İşletilen istişare mekanizmaları, yaptırılan anketler vb.den sonra, tıpkı seçimlerde adayların belirlenmesi gibi yeni AKP yönetiminin kimlerden oluşacağını Erdoğan saptayacak. Bu nedenle medyada çıkan spekülasyonlar birer “tahmin”den ibaret. Yine de Numan Kurtulmuş başta olmak üzere birkaç eski HAS Partilinin, Süleyman Soylu ve Osman Can’ın vitrine çıkarılması şaşırtıcı olmayacaktır. Erdoğan milletvekili adaylarını belirlerken Kürt sorununa angaje olmuş isimlerin üzerini çizmiş yerlerine düşük profilli pek tanınmayan kişileri tercih etmişti. Eğer parti yönetimine Kürt sorununun çözümü noktasında iddia sahibi bir(kaç) isim katarsa sahiden ilginç olur. Bu bağlamda Haşim Haşimi’nin adı geçiyor ki bunda şaşıracak bir şey yok. Şaşırtıcı olan Milli Görüş geçmişine sahip Haşimi’nin bugüne kadar AKP’ye katılmamış olmasıdır.
unutmamak gerekiyor: Yarın Erdoğan sonrası AKP’nin sadece startı verilecek. Yani yepyeni bir süreç başlayacak. Bu nedenle yönetime girecek veya yönetimden çıkacak isimlere bakıp çok iddialı tahliller yapmak yanlış olacaktır. Belli bir süre sonra kabine revizyonu; TBMM grup yönetiminin değişimi gündeme gelebilir. Ayrıca iktidar partisi kongrenin hemen ardından yerel seçim için hazırlıklara başlayacak. Dolayısıyla Erdoğan parti yönetimine almayacağı bazı isimleri pekala başka, hatta çok daha etkili yerler için düşünüyor olabilir.

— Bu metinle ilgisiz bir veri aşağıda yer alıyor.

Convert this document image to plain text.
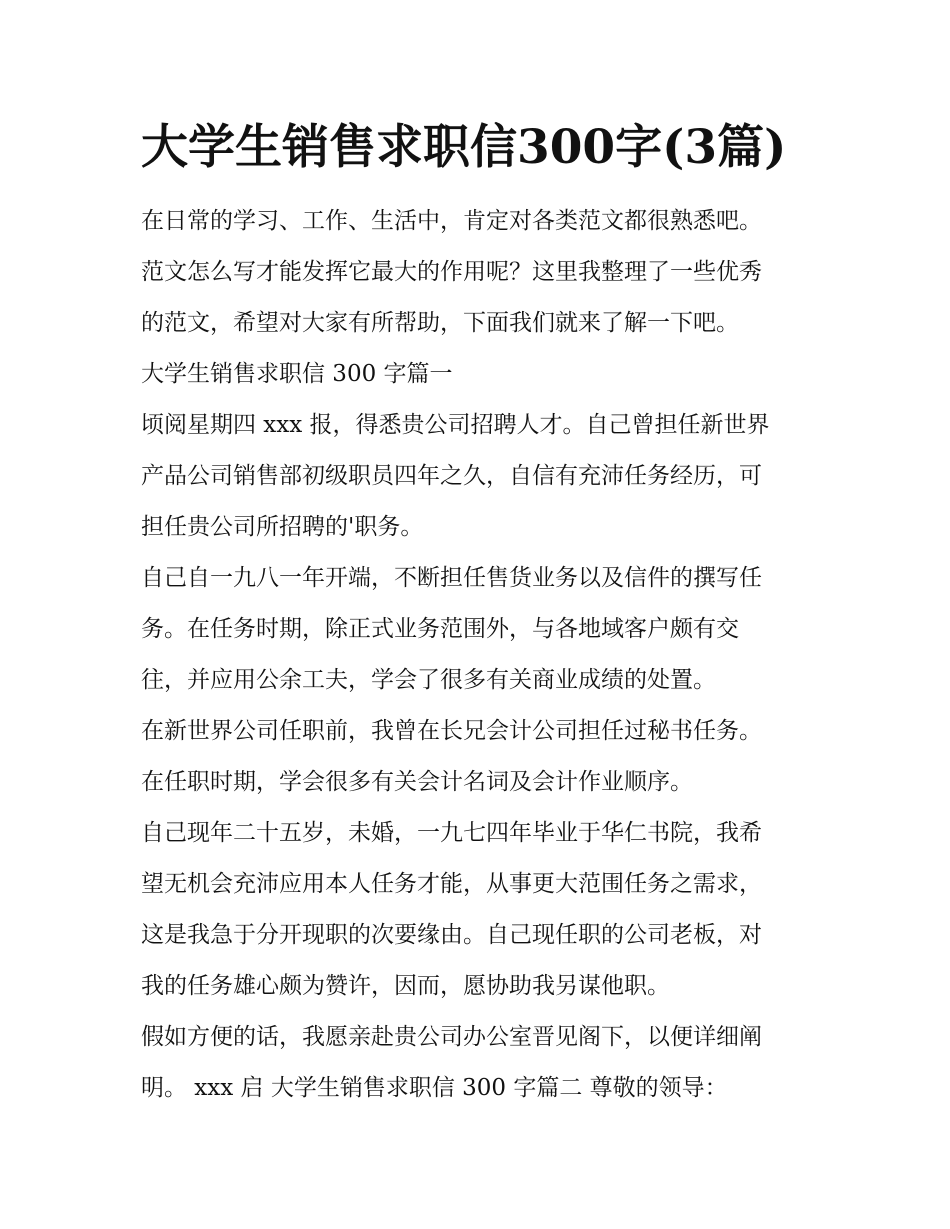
大学生销售求职信300字(3篇)

在日常的学习、工作、生活中，肯定对各类范文都很熟悉吧。

范文怎么写才能发挥它最大的作用呢？这里我整理了一些优秀

的范文，希望对大家有所帮助，下面我们就来了解一下吧。

大学生销售求职信 300 字篇一

顷阅星期四 xxx 报，得悉贵公司招聘人才。自己曾担任新世界

产品公司销售部初级职员四年之久，自信有充沛任务经历，可

担任贵公司所招聘的'职务。

自己自一九八一年开端，不断担任售货业务以及信件的撰写任

务。在任务时期，除正式业务范围外，与各地域客户颇有交

往，并应用公余工夫，学会了很多有关商业成绩的处置。

在新世界公司任职前，我曾在长兄会计公司担任过秘书任务。

在任职时期，学会很多有关会计名词及会计作业顺序。

自己现年二十五岁，未婚，一九七四年毕业于华仁书院，我希

望无机会充沛应用本人任务才能，从事更大范围任务之需求，

这是我急于分开现职的次要缘由。自己现任职的公司老板，对

我的任务雄心颇为赞许，因而，愿协助我另谋他职。

假如方便的话，我愿亲赴贵公司办公室晋见阁下，以便详细阐

明。 xxx 启 大学生销售求职信 300 字篇二 尊敬的领导：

Kongre öncesi ‘2. adam’ mesajı
Başbakan Erdoğan, Numan Kurtulmuş’a verdiği önemi vurgulayan bir fotoğraf verdi. Erdoğan ve Kurtulmuş AK Parti Genel Merkezi’nde buluştuktan biraraya geldi. İkili önce Genel Merkez’in karşısındaki Başyazıcıoğlu Camii’nde Cuma namazını kıldı. Birlikte yürüyerek gittiği camiden çıktıktan sonra yine partinin karşısındaki lokantaya geçen Erdoğan ve Kurtulmuş öğle yemeğini de birlikte yedi. Erdoğan’ın kongre öncesi basına Kurtulmuş ile birlikt bu şekilde fotoğraf vermesi, siyasi kulislerde “2. adam” mesajı olarak yorumlandı. Erdoğan ve Kurtulmuş’un öğle yemeğine, Erdoğan’ın kurmayları da katıldı. Cağ kebabı, etli ekmek, tandır ve kadayıf dolması yenilen yemeğin faturasını kredi kartıyla ödeyen Başbakan’ın garsonlara da bahşiş verdiği belirtildi.